Gentle, grey-haired, looking somewhat older than his 57 years, Dr. Kimball was literally "overwhelmed," moved nearly to tears by the demonstration. He made a speech reviewing the critical stages of the flights he had helped to prepare "partly for the thrill I get out of them." Also he said: "A greatly improved weather map is sorely needed [before scheduled trans-Atlantic flight can be considered]. Inadequacy of information, not unsatisfactory weather, is often the reason for postponed flights. Unknown weather is bad weather when the only hope of success lies in full recognition of all hazards, including weather. . .

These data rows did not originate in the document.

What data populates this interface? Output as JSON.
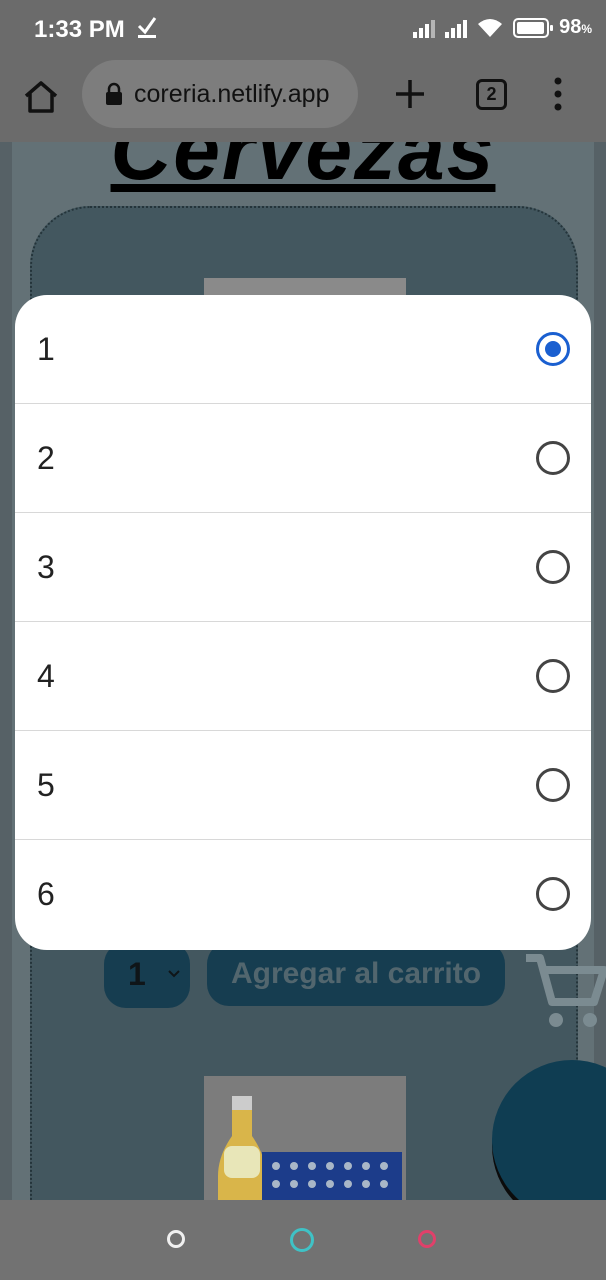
{
  "status_bar": {
    "time": "1:33 PM",
    "download_icon": "download-done-icon",
    "battery": "98",
    "battery_unit": "%"
  },
  "browser": {
    "url": "coreria.netlify.app",
    "tab_count": "2",
    "icons": [
      "home-icon",
      "lock-icon",
      "plus-icon",
      "tabs-icon",
      "more-vert-icon"
    ]
  },
  "page": {
    "title": "Cervezas",
    "quantity_value": "1",
    "add_to_cart_label": "Agregar al carrito",
    "cart_icon": "shopping-cart-icon"
  },
  "dropdown": {
    "options": [
      {
        "label": "1",
        "selected": true
      },
      {
        "label": "2",
        "selected": false
      },
      {
        "label": "3",
        "selected": false
      },
      {
        "label": "4",
        "selected": false
      },
      {
        "label": "5",
        "selected": false
      },
      {
        "label": "6",
        "selected": false
      }
    ],
    "accent_color": "#1a5fd0"
  },
  "nav_bar": {
    "colors": {
      "home": "#f0f0f0",
      "recents": "#3fc2c6",
      "back": "#e0406a"
    }
  }
}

"And now for a dream--Byrd whispered it to me before the tumult had subsided on his return from Paris; I've heard it from each of you, and yesterday Lindbergh and I toyed with it--a crossing at 25,000 feet; far above an unfriendly ocean; at 300 miles an hour; no fog, no ice. and a glorious sky overhead--well, not yet, but we hope, soon!" The flyers who lauded Dr. Kimball were well aware that his service to them was no simple business of glancing at the sky, reading a barometer and delivering a glib verdict of "go" or "stay." He dislikes the notion that he issues categorical decisions, or that he functions as an official transatlantic ship despatcher. All that he will undertake is to inform a waiting flyer when he may expect "reasonably favorable conditions" on his projected course. And that alone means long, laborious work for Dr. Kimball in the Weather Bureau offices atop the Whitehall Building at the lower tip of Manhattan Island. It means working all night, making a weather map from radioed reports received from ships at sea, that a flyer hoping to take off at dawn may have last-minute information. For this service, in addition to his regular duties to marine navigation, Dr. Kimball is compensated by a salary of about $4,000 per year, plus vicarious joy in the achieve ments of his "boys and girls."
Dr. Kimball's magnum opus is to be a complete daily weather map of the ocean -- some day of the upper air. To the completion of that task he is as devoted as a painter to an unfinished canvas. That, he says, is why he has never flown. "I don't believe I ever will. I want to see this work through. I see no reason I should take the extra chance."